*I’m going to run a weekly post on the Bills’ passing defense each week. I will chart all of the passing plays against the Bills this season and report what I find. These are my findings and may not match exactly with other totals (such as PFF), but the discrepancies can be a result of me not double counting QB pressures (I’m only counting the first defender there) and also assigning coverage responsibilities differently. (I’m choosing just the nearest player or player most likely to have blown his assignment, but I don’t know the exact play call and scheme for each play.)
The Bills defense held the Patriots to 288 yards and two touchdowns last Sunday. Going into the contest, many were concerned about the depleted secondary facing Tom Brady’s efficient passing attack. On 54 passing plays, Buffalo yielded three passes for more than twenty yards and kept Brady’s net yards per attempt to just 5.06, a great success when compared to his last five full seasons which are in the table below.
The Patriots passing game got better as the game wore on. They averaged just 4.5 yards per passing play (including sacks) in the first half, and 5.57 yards per attempt in the second half. Here’s their quarterly net yards per attempt.
Another interesting way to visualize the New England passing totals as the game wore on is to see the cumulative yards gained on each passing play. The graph below shows the cumulative yards gained (or lost) as the game wore on. The red portion of the line indicates the attempts in the fourth quarter, and the final drive is marked “GWD.”
Yup, the Patriots were a perfect 7/7 for 36 yards on that last drive that led to a game winning field goal. Kiko Alonoso was responsible for two of the passes (five total yards, both to Shane Vereen) Jim Leonhard was the other defender responsible for two catches as well, one to Vereen and the other to Amendola (nine total yards). That final drive had no passing plays for more than ten yards. Tough to lose on those.

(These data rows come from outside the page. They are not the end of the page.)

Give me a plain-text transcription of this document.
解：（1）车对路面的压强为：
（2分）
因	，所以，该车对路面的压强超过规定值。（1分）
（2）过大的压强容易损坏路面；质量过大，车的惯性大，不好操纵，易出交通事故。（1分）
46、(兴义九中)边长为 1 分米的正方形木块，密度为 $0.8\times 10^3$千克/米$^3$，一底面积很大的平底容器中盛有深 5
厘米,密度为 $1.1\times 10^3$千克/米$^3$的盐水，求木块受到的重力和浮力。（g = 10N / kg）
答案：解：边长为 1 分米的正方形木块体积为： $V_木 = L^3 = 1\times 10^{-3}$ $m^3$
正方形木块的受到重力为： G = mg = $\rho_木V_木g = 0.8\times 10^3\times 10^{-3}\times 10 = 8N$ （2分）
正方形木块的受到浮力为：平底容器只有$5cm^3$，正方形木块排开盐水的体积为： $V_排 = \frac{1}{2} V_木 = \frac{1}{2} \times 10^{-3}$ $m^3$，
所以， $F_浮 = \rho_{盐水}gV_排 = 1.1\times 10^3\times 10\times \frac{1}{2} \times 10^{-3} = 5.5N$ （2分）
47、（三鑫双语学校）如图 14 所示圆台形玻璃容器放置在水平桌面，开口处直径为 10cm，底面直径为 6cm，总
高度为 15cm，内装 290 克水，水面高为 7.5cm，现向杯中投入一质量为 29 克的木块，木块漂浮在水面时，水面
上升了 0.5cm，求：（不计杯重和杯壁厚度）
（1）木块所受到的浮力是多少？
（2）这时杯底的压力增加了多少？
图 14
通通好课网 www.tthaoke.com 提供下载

Over the whole game, Leodis McKelvin allowed the most yards per completion, but forced incompletions on ten of the thirteen passes thrown his way. All in all, he had a great day as the team’s top corner. Justin Rogers held his own as the team’s second cornerback, facing ten passes and allowing six for 57 yards. Kiko Alonso was often responsible for covering Vereen, and allowed five catches on six attempts for 41 yards. Four of the five completions came when the Patriots were in shotgun formation and three or more wide receivers. The totals for all of the Bills can be found in the table below.
The Patriots threw a lot of different formations at the Bills, with varying levels of success. The table below shows the varying results based on receiver formations.

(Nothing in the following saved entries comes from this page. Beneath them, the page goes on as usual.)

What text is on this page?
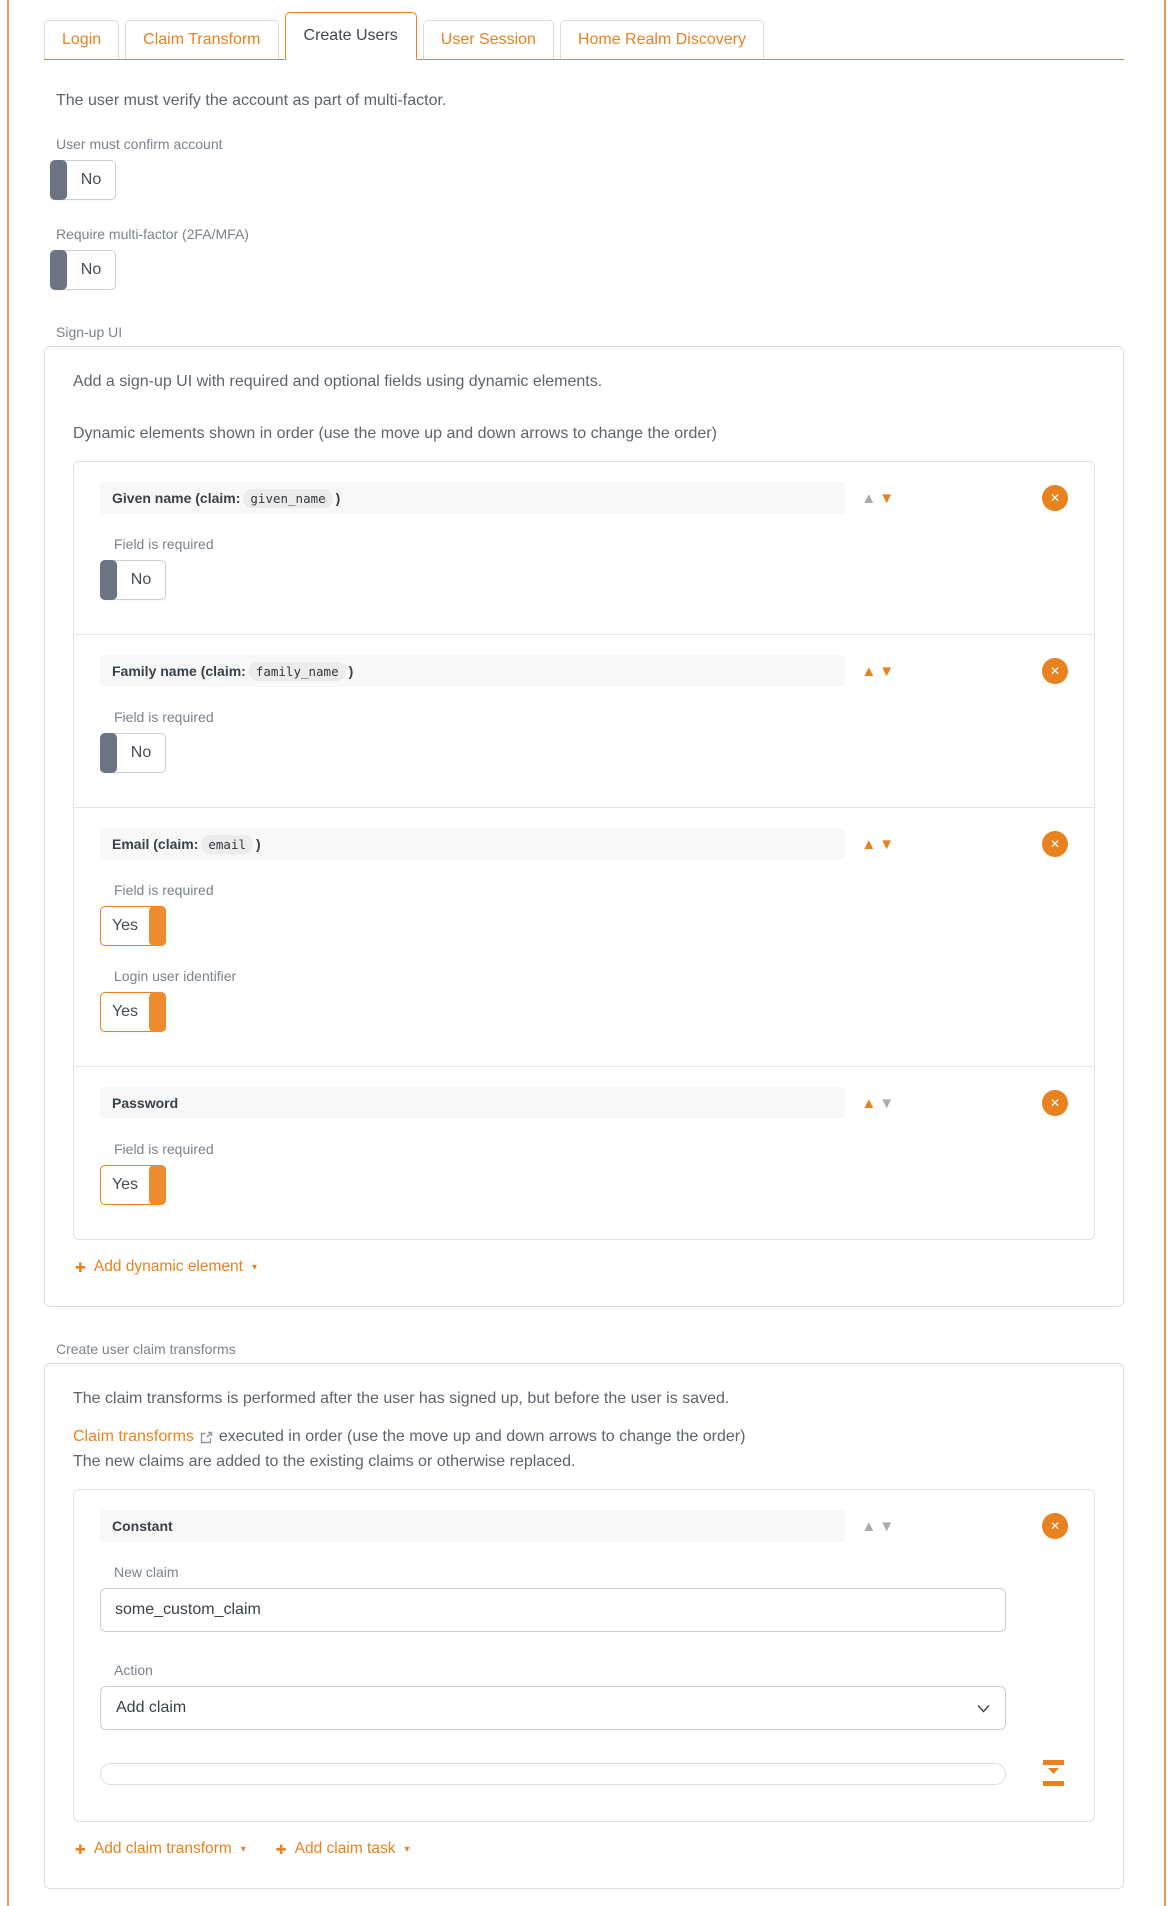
Login	Claim Transform	Create Users	User Session	Home Realm Discovery
The user must verify the account as part of multi-factor.
User must confirm account
No
Require multi-factor (2FA/MFA)
No
Sign-up UI
Add a sign-up UI with required and optional fields using dynamic elements.
Dynamic elements shown in order (use the move up and down arrows to change the order)
Given name (claim: given_name )	▲ ▼	✕
Field is required
No
Family name (claim: family_name )	▲ ▼	✕
Field is required
No
Email (claim: email )	▲ ▼	✕
Field is required
Yes
Login user identifier
Yes
Password	▲ ▼	✕
Field is required
Yes
✚ Add dynamic element ▾
Create user claim transforms
The claim transforms is performed after the user has signed up, but before the user is saved.
Claim transforms executed in order (use the move up and down arrows to change the order)
The new claims are added to the existing claims or otherwise replaced.
Constant	▲ ▼	✕
New claim
some_custom_claim
Action
Add claim
✚ Add claim transform ▾ ✚ Add claim task ▾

A three-wide formation with a receiver in the slot used to be very successful for the Patriots with Wes Welker. The Bills effectively shut that formation down, only allowing 2.57 yards per attempt when the receiver formation was either slot left or slot right. A reason for that increased level of success for the Bills was the surprising success of their defensive backs. When Buffalo had five or more defensive backs on the field, they allowed just 4.2 yards per passing play.
Buffalo ran five defensive backs on the field in thirty passing plays and forced incompletions on fourteen of them. Furthermore, the Bills were able to pressure Tom Brady on twelve (!!!!!) of those thirty passing plays. Mike Pettine’s defense sent five pass rushers ten times when five DB’s were on the field. Six players rushed Brady on two plays with five DB’s on the field. It’s pretty clear that the nickel package (five DB’s) was Buffalo’s best pass defense on Sunday.
It will be interesting to see how the Bills plan to stop Cam Newton this weekend. While he isn’t the passer Tom Brady is, he has some dangerous weapons in Steve Smith, Greg Olsen, and Brandon LaFell.